Debaixo de chuva, Janja assiste e participa de ensaio técnico da Acadêmicos de Niterói na Marquês de Sapucaí
Por Edu Mota, de Brasília
Mesmo debaixo da forte chuva que caiu no Rio de Janeiro, a primeira-dama Janja participou, na noite desta sexta-feira (6), do ensaio técnico da escola de samba Acadêmicos de Niterói. A agremiação neste ano vai homenagear o presidente Luiz Inácio Lula da Silva, com o enredo “Do Alto do Mulungu surge a esperança: Lula, o operário do Brasil”.
Acompanhada da ministra da Igualdade Racial, Anielle Franco, e de seguranças, Janja se posicionou em frente ao primeiro recuo da bateria, na Marquês de Sapucaí.

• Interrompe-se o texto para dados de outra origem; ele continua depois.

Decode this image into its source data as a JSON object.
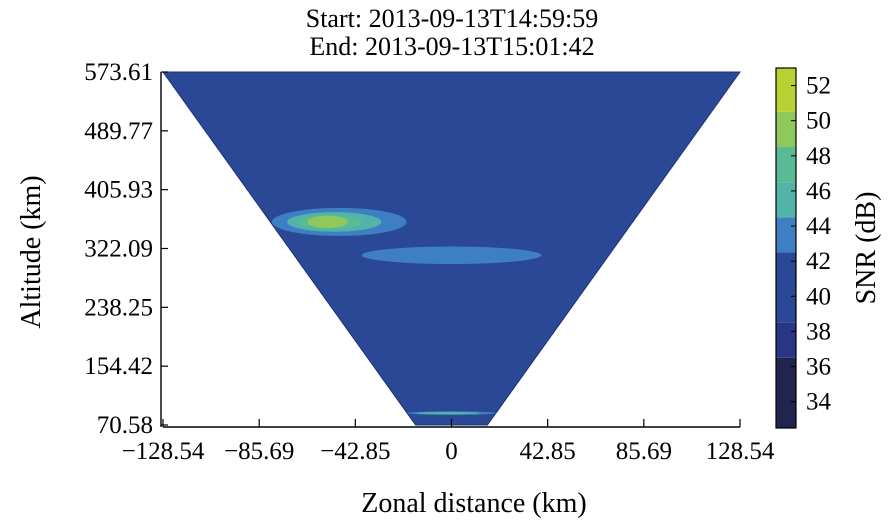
{
  "chart_data": {
    "type": "heatmap",
    "title": [
      "Start: 2013-09-13T14:59:59",
      "End: 2013-09-13T15:01:42"
    ],
    "xlabel": "Zonal distance (km)",
    "ylabel": "Altitude (km)",
    "xlim": [
      -128.54,
      128.54
    ],
    "ylim": [
      70.58,
      573.61
    ],
    "x_ticks": [
      -128.54,
      -85.69,
      -42.85,
      0,
      42.85,
      85.69,
      128.54
    ],
    "x_tick_labels": [
      "−128.54",
      "−85.69",
      "−42.85",
      "0",
      "42.85",
      "85.69",
      "128.54"
    ],
    "y_ticks": [
      70.58,
      154.42,
      238.25,
      322.09,
      405.93,
      489.77,
      573.61
    ],
    "y_tick_labels": [
      "70.58",
      "154.42",
      "238.25",
      "322.09",
      "405.93",
      "489.77",
      "573.61"
    ],
    "colorbar": {
      "label": "SNR (dB)",
      "range": [
        32.5,
        53
      ],
      "ticks": [
        34,
        36,
        38,
        40,
        42,
        44,
        46,
        48,
        50,
        52
      ],
      "levels": [
        {
          "min": 32.5,
          "max": 36.5,
          "color": "#21244e"
        },
        {
          "min": 36.5,
          "max": 38.5,
          "color": "#293585"
        },
        {
          "min": 38.5,
          "max": 42.5,
          "color": "#2a4895"
        },
        {
          "min": 42.5,
          "max": 44.5,
          "color": "#3d7fc2"
        },
        {
          "min": 44.5,
          "max": 46.5,
          "color": "#52b4a8"
        },
        {
          "min": 46.5,
          "max": 48.5,
          "color": "#58bb96"
        },
        {
          "min": 48.5,
          "max": 50.5,
          "color": "#8fc85b"
        },
        {
          "min": 50.5,
          "max": 53,
          "color": "#b9d233"
        }
      ]
    },
    "background_snr": 40,
    "data_region": "cone, apex near 70.58 km at x = 0, opening to the full x range at 573.61 km",
    "features": [
      {
        "x_range": [
          -80,
          -20
        ],
        "y_range": [
          340,
          380
        ],
        "peak_snr": 50
      },
      {
        "x_range": [
          -40,
          40
        ],
        "y_range": [
          300,
          325
        ],
        "peak_snr": 45
      },
      {
        "x_range": [
          -20,
          20
        ],
        "y_range": [
          85,
          90
        ],
        "peak_snr": 47
      }
    ]
  }
}
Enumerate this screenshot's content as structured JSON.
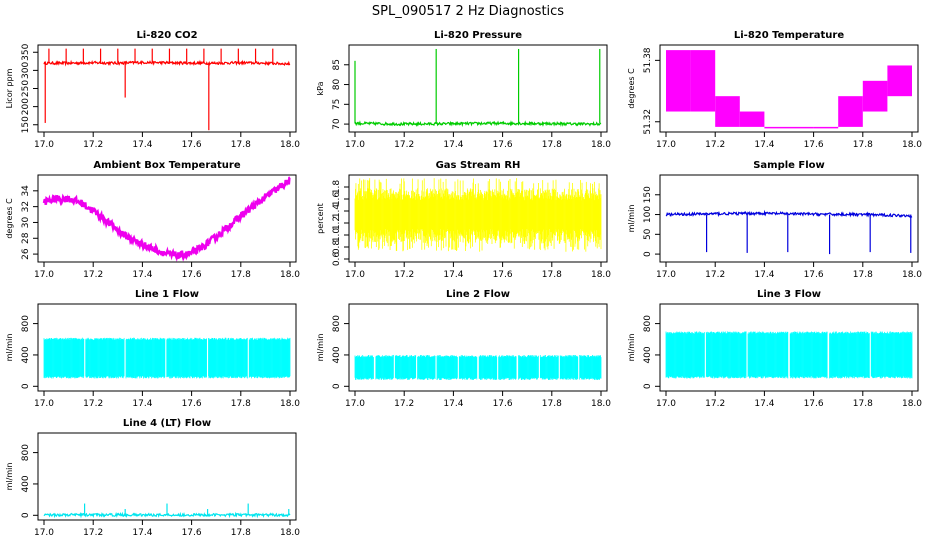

A primeira-dama assistiu o ensaio junto com o presidente da Acadêmicos de Niterói, Wallace Palhares, e prestigiou a entrada na avenida de todos os componentes da escola.
Artistas como Paulo Betti, Antônio Pitanga, entre outros, acompanharam o ensaio junto com a primeira-dama. Ao longo do desfile, uma chuva torrencial começou a cair na Marquês de Sapucaí, mas Janja, e sem capa ou guarda-chuva, dançou, cantou o samba da escola e cumprimentou diversos integrantes da comunidade.
A Acadêmicos de Niterói vai abrir o Grupo Especial do Rio de Janeiro no domingo (15). O “esquenta” começa às 21h45, e o desfile está marcado para as 22h.
A escola estreante na elite das agremiações trará um samba-enredo narrado em primeira pessoa por uma retirante nordestina: Dona Lindu, mãe do presidente Lula. Na letra do samba, Eurídice Ferreira de Mello, mãe de oito filhos, narra a viagem de “13 noites e 13 dias” com a família, em um caminhão “pau-de-arara”, entre Garanhuns, no interior de Pernambuco, e a periferia de Guarujá, no litoral paulista.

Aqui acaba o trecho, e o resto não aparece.